When McCaffrey attempted to introduce Plaintiffs Exhibit No. 6 into evidence, Wesson objected, as follows:

“[Wesson’s attorney]: Judge, we object. They are copies. They violate the best evidence rule. There’s a failure to lay proper predicate for the introduction of those purported documents. They are not within the business records act exception to the best evidence rule. And we have to object to them.

Subsequently, the following colloquy between the trial court and McCaffrey and McCaffrey’s attorney ensued:

“The court: Mr. McCaffrey, where is the original?
“[McCaffrey]: I don’t know. I thought all the originals — I had it all in a manila envelope I gave the attorneys, and I thought they had all the originals.
“[McCaffrey’s attorney]: Your honor, this file was given to me by Mr. Evans. And I have looked through and I do not find the original. I don’t know where it can be located at this time.
“The court: All right, Plaintiff’s Exhibit Number 6 is received over [Wesson’s] objection.”

From the above-quoted portions of the record, it appears that the trial court, in ruling on Wesson’s objection to the admission of Plaintiff’s Exhibit No. 6, allowed the copies of Plaintiff’s Exhibit No. 6 into evidence because it was satisfied with McCaffrey’s explanation concerning the whereabouts of, or the absence of, the original documents.

From reviewing the record, we cannot hold that the trial court plainly and palpably erred in overruling Wesson’s objection to the introduction of Plaintiff’s Exhibit No. 6 based on the best evidence rule. We therefore affirm the judgment for McCaf-frey.

We note the arguments in the parties’ briefs as to whether McCaffrey failed to lay the proper predicate for the admission of Plaintiff’s Exhibit No. 6 under the business records exception to the hearsay evidence rule. However, as specifically set out above, Wesson’s objection to Plaintiff’s Exhibit No. 6 was based on the best evidence rule. No hearsay objection was entered relating to Plaintiff's Exhibit No. 6, and the trial court’s ruling on the objection does not reflect otherwise. Therefore, we pretermit any discussion concerning the business records exception to the hearsay rule.

AFFIRMED.

HORNSBY, C.J., and MADDOX, SHORES and KENNEDY, JJ., concur.

. Wesson Sign Design manufactures various types of sign applications, the fabrication of which requires computer equipment.

. McCaffrey’s Supply Company sells computer graphics equipment.

. Although this fact is not an issue in this case, we note that the |600 discrepancy between the amount sought and the amount of the trial court’s judgment was for an item that was not included in the description of the equipment in the original lease agreement with Comprehensive.

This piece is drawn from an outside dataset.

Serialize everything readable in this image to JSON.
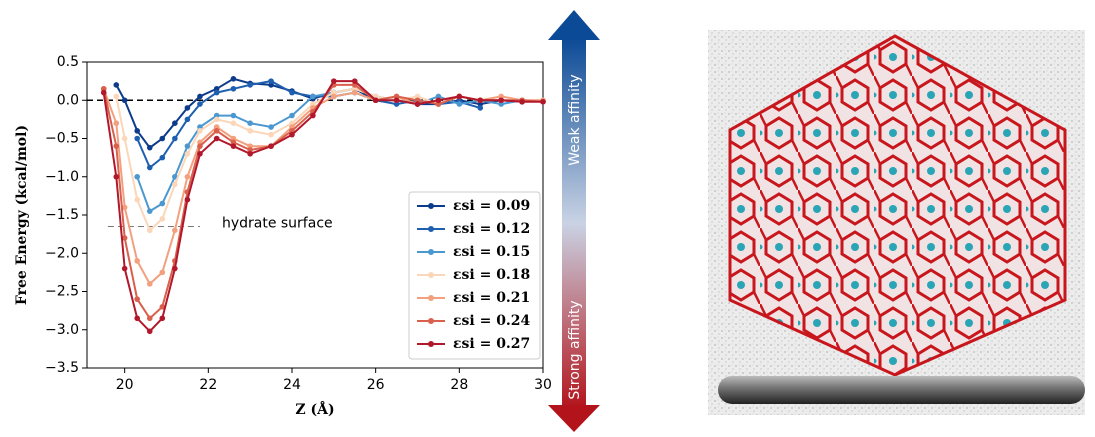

. We note McCaffrey’s contention that the general gist of the assignment of the lease from the finance company to McCaffrey was readily and correctly perceivable by the trial court and that because there was no need to ascertain the precise details of the assignment, the original of the assignment was not necessary. Rather, according to McCaffrey, a copy, such as the one presented, was sufficient and did not violate the 'best evidence rule." We find that argument unpersuasive and inapplicable to a resolution of the issues before us in this case.